The shrub's leaves, which can retract at the slightest of touches, could inspire a new class of structures that can twist, bend, harden and even repair themselves, explained University of Michigan professor of mechanical engineering Kon-Well Wang.

"This and several other characteristics of plant cells and cell walls have inspired us to initiate ideas that could concurrently realize many of the features that we want to achieve for adaptive structures," he said Saturday at an annual meeting of the American Association for the Advancement of Science.

"The phenomenon is made possible by osmosis, the flow of water in and out of plants' cells. Triggers such as touch cause water to leave certain plant cells, collapsing them. Water enters other cells, expanding them. These microscopic shifts allow the plants to move and change shape on a larger scale," he said.

The mimosa is a type of plant able to move itself in a way that is visible to the naked eye in real time. The plant's "hydraulic system" makes that "nastic motion" possible.

"Triggers such as touch cause water to leave certain plant cells, collapsing them. Water enters other cells, expanding them. These microscopic shifts allow the plants to move and change shape on a larger scale," the researcher explained.
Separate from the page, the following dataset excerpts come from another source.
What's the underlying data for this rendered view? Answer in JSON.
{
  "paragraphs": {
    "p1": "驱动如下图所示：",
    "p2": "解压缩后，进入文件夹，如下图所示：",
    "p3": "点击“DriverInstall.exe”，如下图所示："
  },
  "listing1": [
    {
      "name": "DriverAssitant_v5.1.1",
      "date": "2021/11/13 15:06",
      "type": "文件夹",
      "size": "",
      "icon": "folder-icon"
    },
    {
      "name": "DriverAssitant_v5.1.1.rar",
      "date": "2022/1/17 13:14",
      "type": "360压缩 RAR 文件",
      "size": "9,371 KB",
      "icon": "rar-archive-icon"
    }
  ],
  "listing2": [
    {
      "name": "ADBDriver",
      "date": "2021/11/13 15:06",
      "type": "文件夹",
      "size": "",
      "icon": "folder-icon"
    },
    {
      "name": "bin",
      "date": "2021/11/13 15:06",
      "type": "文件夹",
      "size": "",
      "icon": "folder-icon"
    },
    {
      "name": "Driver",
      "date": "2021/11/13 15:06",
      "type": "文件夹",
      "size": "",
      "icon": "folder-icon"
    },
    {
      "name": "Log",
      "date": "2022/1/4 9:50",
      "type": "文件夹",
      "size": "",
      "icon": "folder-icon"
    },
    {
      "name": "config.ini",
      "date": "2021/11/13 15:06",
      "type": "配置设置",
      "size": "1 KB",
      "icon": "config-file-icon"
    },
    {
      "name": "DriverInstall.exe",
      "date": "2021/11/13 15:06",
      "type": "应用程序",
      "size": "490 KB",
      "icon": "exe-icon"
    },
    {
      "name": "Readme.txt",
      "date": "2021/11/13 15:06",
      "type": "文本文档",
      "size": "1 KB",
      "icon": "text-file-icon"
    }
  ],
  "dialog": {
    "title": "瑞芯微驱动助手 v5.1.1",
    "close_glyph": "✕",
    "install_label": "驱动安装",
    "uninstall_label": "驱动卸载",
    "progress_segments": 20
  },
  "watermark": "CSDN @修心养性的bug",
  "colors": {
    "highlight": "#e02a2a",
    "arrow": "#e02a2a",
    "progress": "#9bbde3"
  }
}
Observing the process can be a gateway to designing cells with special mechanical properties, he believes.

"This and several other characteristics of plant cells and cell walls have inspired us to initiate ideas that could concurrently realize many of the features that we want to achieve for adaptive structures," Wang said.

"We can design those cells according to our needs. We can put those cells into structure, control them in different sequences," he explained.

"Currently we are looking at basic research only, but there are some applications that we have in mind," Wang said.

He mentioned the notions for example of planes able to change the shape of their wings while in flight as birds do; and other machines that change their shape perhaps to go under a bridge.

"You cannot make a plane wing deform to be able to achieve optimum flight condition in different scenario," he said. But "this kind of technology could help that because we can make the wing active and change its mechanical properties."

Meanwhile, auditory sensory cells that help humans hear and give them various detection capabilities are another source of inspiration from nature to develop more sophisticated technologies.

Chang Liu, professor of mechanical engineering at the University of Michigan (north), led a research group that produced artificial hair cells.

"The hair cell is interesting because biology uses this same fundamental structure to serve a variety of purpose," he told a press conference. "This differs from how engineers typically design sensors, which are often used for a specific task."

In creating these artificial cells with the use of nanotechnology, researchers have significantly improved the sensitivity of the sensors while understanding better how various animals use them.

And all fish are equipped with lateral auditory cells as well.

However, amphibians are not equipped with such sensors, which provide still more information about the movement of water, said Chang Liu.

For now, he is focusing on medical applications as sensors of fluid in the apparatus or at the end of a catheter.